When she started to read the list of childlike attributes of “a saint,” she slowed down even more. I could tell she was absorbing the meaning of each attribute listed in the verse. When she read “submissive, meek, humble, patient,” I began to feel the Spirit all around us. As she read the words “full of love, willing to submit,” I witnessed a change in her. Her face brightened and her attitude, tone of voice, and general manner seemed affected by the Spirit. I could see hope as she was taught by the Spirit what these words meant to her and how she should make the changes described in the scripture.
I said a prayer and then shook the young woman’s hand warmly. I left the jail on a spiritual high. I had never before seen such an immediate, powerful, magnificent effect from the scriptures. I knew Mosiah 3:19 because I have frequently encountered it while reading the scriptures, but never before had I understood the depth of the impact it could have on someone.
You Have Not Fasted
Ketty Constant, Guadeloupe
In 1998 I was enjoying being a young mother. But I panicked one day when I realized that my six-month-old son made whistling sounds when he breathed and couldn’t swallow anything. The doctor immediately diagnosed bronchiolitis, a swelling of the smallest air passages in the lungs usually caused by a viral infection. He prescribed both medication and physical therapy.
The visits to the physical therapist were a trial for my son and me. My son was uncomfortable being moved in every direction, and I worried that the therapy caused him pain. I took courage, however, when the therapist explained the benefits of therapy.
Despite the medical treatment and the therapy, my son’s condition didn’t improve. He ate little, and the whistling continued. The doctor prescribed 5 more sessions with the physical therapist in addition to the 10 we had already attended.
While I waited during the 13th session, I read an article posted in the doctor’s office titled “Bronchiolitis Kills.” As I read, I realized that my son could die. I felt as though my heart was in a vise. At the end of the session, the therapist told me that my son’s condition wasn’t improving. I’m not sure how I got home safely because tears blurred my vision.
I called my husband and then began to pray. I told my Heavenly Father that if His will was to take my son, He would need to give me the strength to bear it.
After my prayer I asked myself what we could do in addition to the prayers we had uttered and the priesthood blessings our son had received. I glanced at the bookshelf and saw a copy of the Liahona (L’Étoile at the time). I opened it at random, searching for help, and found an article titled “I Fasted for My Baby.” Then I clearly heard a voice say, “You have not fasted for your child.”
I had not, so I immediately began to fast for him. At the therapy session the next day, I was still fasting. After examining my son, the therapist looked surprised.

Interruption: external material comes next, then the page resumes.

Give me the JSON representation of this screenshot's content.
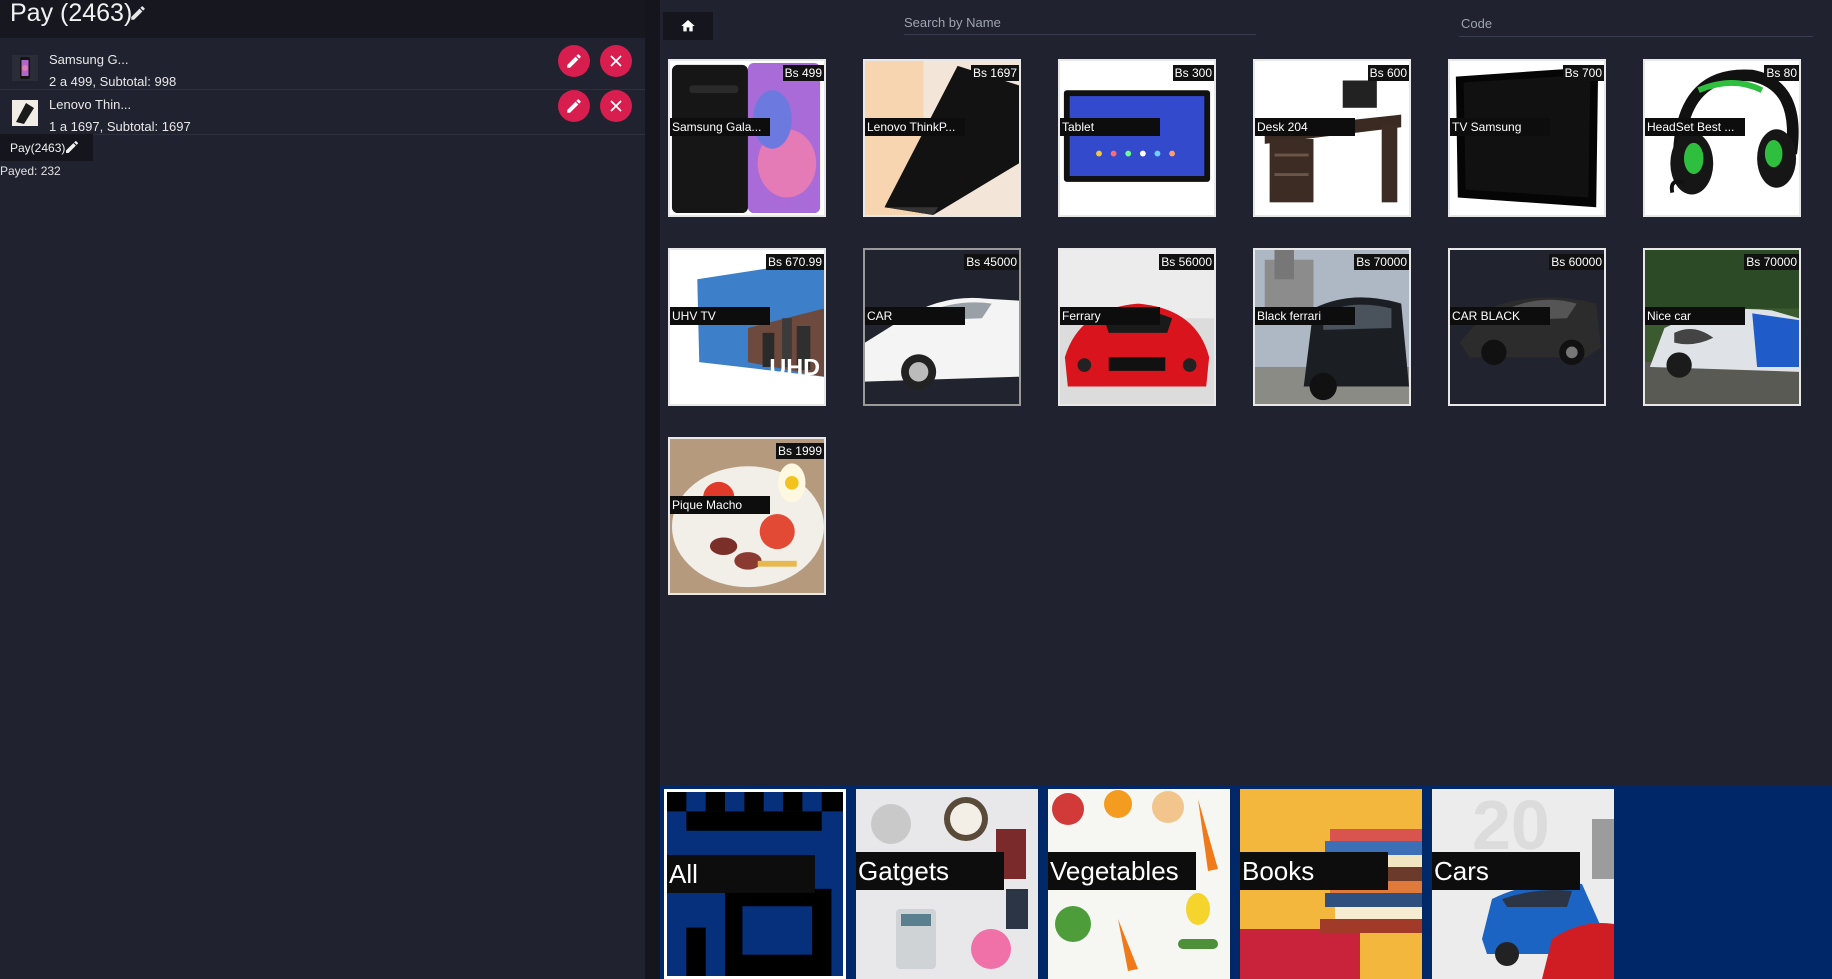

“Madame,” he told me, “your son is fine. I don’t understand, but he doesn’t need any more sessions.”
I couldn’t hold back the tears of joy. Returning home, I knelt to thank God for His mercy and love. I called my husband to tell him the good news. Then I ended my fast in peace, not doubting the intervention of the Lord.
My son was healed thanks to faith, prayer, priesthood blessings, and fasting. I have no doubt that my Heavenly Father loves me and that He also loves my son. I am confident that He will continue to help us overcome our difficulties.